Kecurigaan kita kemudian, mungkin saja para birokrat dengan sengaja menyembunyikan akses-akses yang seharusnya mudah bagi rakyat, tetapi tidak disosialisasikan secara benar demi kepentingan jangka pendek mereka (bisa sogok atau mempertahankan kekuasaan). Dalam pengurusan surat-surat di pemerintahan misalnya, sudah menjadi hal yang lumprah, jika kita menyelipkan amplop yang tipis, pengurusan surat-surat tersebut menjadi tersendat lama, bahkan harus berulang kali menanyakan kepada pihak birokrat, padahal semua itu telah menjadi tugas mereka sebagai pelayan masyarakat. dan hal ini seringkali terjadi di masyarakat kita, terutama di pedesaan. Masyarakat yang kurang tahu procedural dalam mengurus surat-surat itu akhirnya menjadi lahan tunjangan tak terduga mereka.

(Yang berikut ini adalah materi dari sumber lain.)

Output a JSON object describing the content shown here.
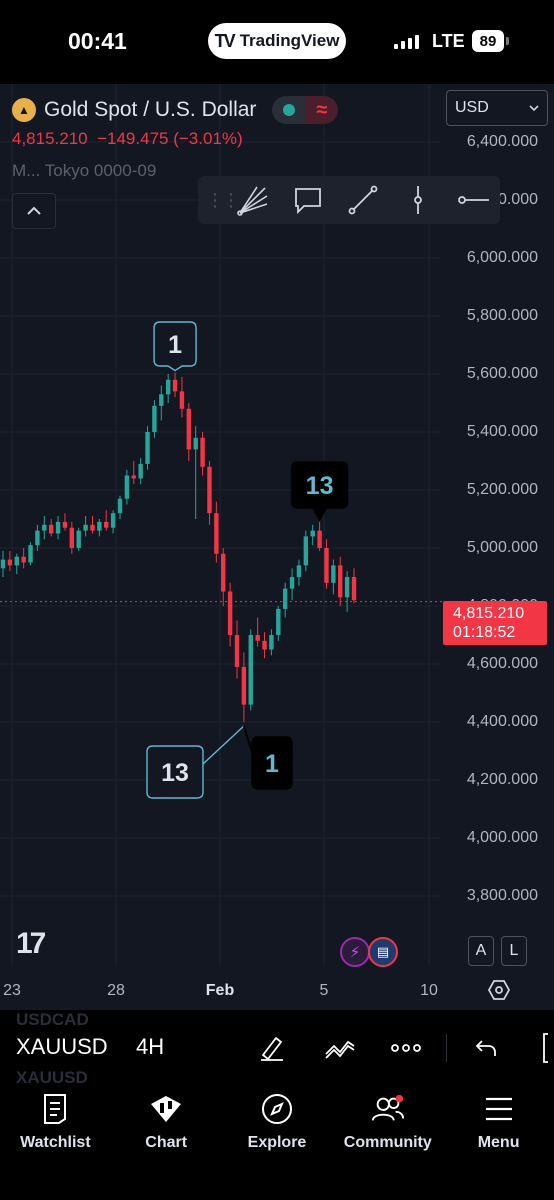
{
  "status_bar": {
    "time": "00:41",
    "app_pill": "TradingView",
    "network": "LTE",
    "battery": "89"
  },
  "header": {
    "symbol_name": "Gold Spot / U.S. Dollar",
    "last_price": "4,815.210",
    "change": "−149.475",
    "change_pct": "(−3.01%)",
    "session": "M... Tokyo 0000-09",
    "currency": "USD"
  },
  "toolbar_tools": [
    "fib-fan-icon",
    "callout-icon",
    "trend-line-icon",
    "vertical-line-icon",
    "horizontal-ray-icon"
  ],
  "current_price": {
    "price": "4,815.210",
    "countdown": "01:18:52"
  },
  "chart_data": {
    "type": "candlestick",
    "symbol": "XAUUSD",
    "interval": "4H",
    "y_axis": [
      "6,400.000",
      "6,200.000",
      "6,000.000",
      "5,800.000",
      "5,600.000",
      "5,400.000",
      "5,200.000",
      "5,000.000",
      "4,800.000",
      "4,600.000",
      "4,400.000",
      "4,200.000",
      "4,000.000",
      "3,800.000"
    ],
    "y_values": [
      6400,
      6200,
      6000,
      5800,
      5600,
      5400,
      5200,
      5000,
      4800,
      4600,
      4400,
      4200,
      4000,
      3800
    ],
    "ylim": [
      3700,
      6550
    ],
    "x_axis": [
      "23",
      "28",
      "Feb",
      "5",
      "10"
    ],
    "grid": true,
    "last_close": 4815.21,
    "candles_approx": [
      [
        4930,
        4990,
        4900,
        4960
      ],
      [
        4960,
        4990,
        4920,
        4940
      ],
      [
        4940,
        4980,
        4910,
        4970
      ],
      [
        4970,
        5000,
        4930,
        4950
      ],
      [
        4950,
        5020,
        4940,
        5010
      ],
      [
        5010,
        5080,
        4990,
        5060
      ],
      [
        5060,
        5110,
        5030,
        5080
      ],
      [
        5080,
        5100,
        5040,
        5050
      ],
      [
        5050,
        5110,
        5030,
        5090
      ],
      [
        5090,
        5120,
        5060,
        5070
      ],
      [
        5070,
        5090,
        4980,
        5000
      ],
      [
        5000,
        5070,
        4990,
        5060
      ],
      [
        5060,
        5110,
        5040,
        5080
      ],
      [
        5080,
        5110,
        5050,
        5060
      ],
      [
        5060,
        5100,
        5040,
        5090
      ],
      [
        5090,
        5130,
        5060,
        5070
      ],
      [
        5070,
        5130,
        5050,
        5120
      ],
      [
        5120,
        5180,
        5100,
        5170
      ],
      [
        5170,
        5270,
        5150,
        5250
      ],
      [
        5250,
        5300,
        5220,
        5240
      ],
      [
        5240,
        5310,
        5220,
        5290
      ],
      [
        5290,
        5420,
        5270,
        5400
      ],
      [
        5400,
        5510,
        5380,
        5490
      ],
      [
        5490,
        5560,
        5440,
        5530
      ],
      [
        5530,
        5600,
        5500,
        5580
      ],
      [
        5580,
        5605,
        5520,
        5540
      ],
      [
        5540,
        5590,
        5450,
        5480
      ],
      [
        5480,
        5500,
        5300,
        5340
      ],
      [
        5340,
        5420,
        5100,
        5380
      ],
      [
        5380,
        5400,
        5250,
        5280
      ],
      [
        5280,
        5300,
        5080,
        5120
      ],
      [
        5120,
        5160,
        4950,
        4980
      ],
      [
        4980,
        5000,
        4800,
        4850
      ],
      [
        4850,
        4880,
        4660,
        4700
      ],
      [
        4700,
        4750,
        4550,
        4590
      ],
      [
        4590,
        4640,
        4400,
        4460
      ],
      [
        4460,
        4720,
        4440,
        4700
      ],
      [
        4700,
        4760,
        4660,
        4680
      ],
      [
        4680,
        4710,
        4620,
        4650
      ],
      [
        4650,
        4720,
        4630,
        4700
      ],
      [
        4700,
        4800,
        4680,
        4790
      ],
      [
        4790,
        4880,
        4760,
        4860
      ],
      [
        4860,
        4930,
        4820,
        4900
      ],
      [
        4900,
        4960,
        4870,
        4940
      ],
      [
        4940,
        5060,
        4920,
        5040
      ],
      [
        5040,
        5080,
        5010,
        5060
      ],
      [
        5060,
        5090,
        4990,
        5000
      ],
      [
        5000,
        5030,
        4860,
        4880
      ],
      [
        4880,
        4960,
        4840,
        4940
      ],
      [
        4940,
        4970,
        4800,
        4830
      ],
      [
        4830,
        4920,
        4780,
        4900
      ],
      [
        4900,
        4930,
        4810,
        4820
      ]
    ],
    "annotations": [
      {
        "text": "1",
        "style": "outline",
        "near": "top"
      },
      {
        "text": "13",
        "style": "filled",
        "near": "right-peak"
      },
      {
        "text": "13",
        "style": "outline",
        "near": "bottom"
      },
      {
        "text": "1",
        "style": "filled",
        "near": "bottom"
      }
    ],
    "colors": {
      "up": "#26a69a",
      "down": "#f23645",
      "background": "#131722",
      "grid": "#1f2330"
    }
  },
  "chart_footer": {
    "tv_mark": "17",
    "al_a": "A",
    "al_l": "L"
  },
  "bottom_toolbar": {
    "ghost_top": "USDCAD",
    "ghost_bottom": "XAUUSD",
    "ticker": "XAUUSD",
    "interval": "4H"
  },
  "tabs": [
    {
      "label": "Watchlist",
      "icon": "watchlist-icon"
    },
    {
      "label": "Chart",
      "icon": "chart-icon"
    },
    {
      "label": "Explore",
      "icon": "compass-icon"
    },
    {
      "label": "Community",
      "icon": "community-icon"
    },
    {
      "label": "Menu",
      "icon": "menu-icon"
    }
  ]
}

Tidak adanya transparansi dalam maslaha ini, merupakan penghambat bagi perkembangan politik dan ekonomi. Antara kepentingan publik dan individu menjadi kabur. Yang seharusnya menjadi hak masyarakat, nyatanya juga sangat sedikit yang dapat dinikmati. Hasil pendapatan pariwisata kita misalnya, kemana uang tersebut?, jika untuk pembangunan, pembangunan yang mana?, jika untuk kesejahteraan masyarakat, mana yang diperdayakan oleh pemerintah?. Disatu sisi, kontrak dan perjanjian orang-orang yang korup itu menempatkan orang berduit di pihak terdepan dan tanpa ada kontrol. Akhirnya rakyat kecil terabaikan dan semakin tertindas. Padahal seharusnya, jika ada pengelolaan yang baik oleh pemerintah, keeksotisan alam kita dapat meningkatkan ekonomi masyarakat, setidaknya untuk masyarakat sekitar.
Maka, untuk menciptakan pemerintahan yang bersih harus mengedepankan moralitas dalam memimpin. Artinya para birokrat harus menyadari bahwa keadilan dan kesejahteraan masyarakat merupakan tujuan utama mereka, bukan kepentingan kelompok atau pribadi. Sehingga mereka mampu melepaskan simpul-simpul habitus yang menghambat tujuan utama, termasuk korupsi dan manipulasi publik. Yang dapat dilakukan untuk mencapai pemerintahan yang bersih ini antara lain; Pertama, merubah pola pikir korup menjadi kebiasaan yang jujur dan kerja keras, ia juga harus menjadi pengawas bagi pejabat yang lain untuk bersikap demikian. Kedua, menciptakan aturan atau hukum yang adil dan tidak memihak dan ketiga, mengedepankan kepentingan rakyat dan tidak berambisi untuk berkuasa, birokrat harus menempatkan masyarakat setara dengan mereka (yang saling membutuhkan) sebagai bagian dari masyarakat secara umum.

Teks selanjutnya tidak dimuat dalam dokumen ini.